1. ‘Dreaming of Paris’ (original)
2. ‘Hold Back Time’ (re-recording of a 1995 song from the Orange Crate Art album with Brian Wilson)
3. ‘Sassafras’ (new recording, originally by Billy Edd Wheeler in 1961)
4. ‘Black Gold’ (November 30, ‘02 – a fantasy on the sinking of The Prestige, off the coast of the Bay of Biscay)
5. ‘Aquarium’ (cover of 1886 Saint-Saëns piece, an analogue recording with the Esso Trinidad Steel Band in 1971 – VDP produced their album)
6. ‘Money Is King’ (picks up where Wall Street ends, written with Growling Tiger, a.k.a.- Trinidadian Calypso musician Neville Marcano)
7. ‘Wall Street’ (original)
8. ‘The Parting Hand’ (1835 hymn from the tradition of unaccompanied choral music known as the Sacred Harp)
9. ‘The All Golden’ (new recording from VDP’s 1967album Song Cycle)
10. ‘Wedding in Madagascar’(traditional a capella folk-song, arranged and adapted by VDP)
11. ‘Missin' Missippi’ (original)
12. ‘Amazing Graces’ (instrumental with the ‘Van Dyke Parks Orchestra’)

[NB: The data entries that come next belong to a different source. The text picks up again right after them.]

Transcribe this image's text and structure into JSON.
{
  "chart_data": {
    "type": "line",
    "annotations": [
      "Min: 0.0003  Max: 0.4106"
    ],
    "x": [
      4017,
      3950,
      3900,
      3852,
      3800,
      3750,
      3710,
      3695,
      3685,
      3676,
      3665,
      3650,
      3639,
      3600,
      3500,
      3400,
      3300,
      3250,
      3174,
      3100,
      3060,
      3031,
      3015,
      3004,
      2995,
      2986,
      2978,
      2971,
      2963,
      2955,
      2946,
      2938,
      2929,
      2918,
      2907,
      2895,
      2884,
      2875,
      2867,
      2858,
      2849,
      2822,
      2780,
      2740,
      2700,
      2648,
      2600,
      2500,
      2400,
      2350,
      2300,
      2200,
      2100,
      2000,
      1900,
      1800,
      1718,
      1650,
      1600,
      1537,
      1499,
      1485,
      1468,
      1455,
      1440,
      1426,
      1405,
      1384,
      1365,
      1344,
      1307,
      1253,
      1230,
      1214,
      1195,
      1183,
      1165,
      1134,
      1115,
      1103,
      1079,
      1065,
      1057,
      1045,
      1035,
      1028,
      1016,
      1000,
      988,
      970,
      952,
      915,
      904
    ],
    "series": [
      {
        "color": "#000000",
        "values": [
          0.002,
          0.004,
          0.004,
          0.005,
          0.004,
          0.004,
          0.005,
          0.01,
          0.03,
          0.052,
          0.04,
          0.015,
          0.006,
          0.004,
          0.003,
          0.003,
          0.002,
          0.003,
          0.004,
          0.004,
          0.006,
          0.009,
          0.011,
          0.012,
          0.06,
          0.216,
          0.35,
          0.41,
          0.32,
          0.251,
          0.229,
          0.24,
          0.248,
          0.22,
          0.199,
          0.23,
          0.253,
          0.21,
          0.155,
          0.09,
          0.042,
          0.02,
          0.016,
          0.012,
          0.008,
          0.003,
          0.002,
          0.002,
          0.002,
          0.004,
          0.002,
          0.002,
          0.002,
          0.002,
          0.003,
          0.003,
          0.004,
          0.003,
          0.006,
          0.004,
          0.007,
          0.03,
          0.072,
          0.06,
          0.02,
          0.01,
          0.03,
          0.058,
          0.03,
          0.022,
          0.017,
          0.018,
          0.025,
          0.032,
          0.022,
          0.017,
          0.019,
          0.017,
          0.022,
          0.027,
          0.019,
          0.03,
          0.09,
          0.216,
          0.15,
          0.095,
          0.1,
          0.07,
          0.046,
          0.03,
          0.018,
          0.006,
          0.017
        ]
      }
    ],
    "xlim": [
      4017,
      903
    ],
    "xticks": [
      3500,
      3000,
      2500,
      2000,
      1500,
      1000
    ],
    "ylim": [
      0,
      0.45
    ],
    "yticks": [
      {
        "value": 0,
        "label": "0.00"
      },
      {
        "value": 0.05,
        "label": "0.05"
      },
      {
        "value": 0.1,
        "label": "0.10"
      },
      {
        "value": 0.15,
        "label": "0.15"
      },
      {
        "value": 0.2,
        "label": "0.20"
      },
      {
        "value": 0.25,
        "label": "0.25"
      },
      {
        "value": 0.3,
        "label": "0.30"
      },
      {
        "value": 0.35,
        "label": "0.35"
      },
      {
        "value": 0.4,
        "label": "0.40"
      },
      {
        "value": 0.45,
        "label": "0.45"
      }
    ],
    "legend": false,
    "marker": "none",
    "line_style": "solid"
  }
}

Here's a full notice from Van Dyke Parks.

"This album is released on Bella Union 45 years from my debut album “Song Cycle” (when I was but 24). In both cases, there’s a maverick on the loose, with a highly personal set of tunes and instrumentals. All of them reveal an iconoclast tilting at windmills, railing at tyrants, barking at masters of war, and celebrating a shameless commitment to the very definition of ‘Americana’. As I was in my brunette era, at age 70, I’m found looking through the glass darkly. These new songs show more than a hint of an eco-politic. In fact, there’s nothing more precious than the song-form to revolutionize popular thoughts and practices that need a jolt of shock therapy. Yet, songwriters must work with a leger demain. A light hand and heart can draw more approval than a heavy-handed scold. My first aim is to entertain the ear with beautiful sounds. I try to do that as an arranger. These pieces reveal my best effort."

"I’ve drawn from a grab-bag of American roots music, from the 19th Century forward. (It was, after all, ‘The American Century’). Yet this song-set goes beyond, and muses about ‘9/11’ and other self-inflicted wounds (‘Wall Street’). It explores the American bombing of Baghdad (‘Dreaming of Paris’), the chicanery of Big-Oil (‘Black Gold’). I insist that the song-form is the most potent political tool available. I learned as much from Woody Guthrie, Phil Ochs, and yes, Bob Dylan."

"Still there’s time for folderol. ‘Sassafrass’ captures all I love about the youth I spent in the Smokey Mountains of North Carolina. It’s a roll in the grass. There’s the renegade arranger in that, reflecting my obsession for studio technique, sound- effects with tuneful percussion that I first heard in 1948, in the music of Spike Jones." "I guess I am like that rusty nail that sticks out, just waiting to be hammered down by an intolerant bastard, with no room for what isn’t rockin’ or classically elite. In truth, I embrace both those worlds. Guilty as charged, I’m wrapped in the flag, looking through the glass, at the world beyond… informed yet optimistic, in my dream escape. It hangs together well, as we must, lest we all hang separately." "I have so many contributing visual artists to thank, for coating it all so deliciously.”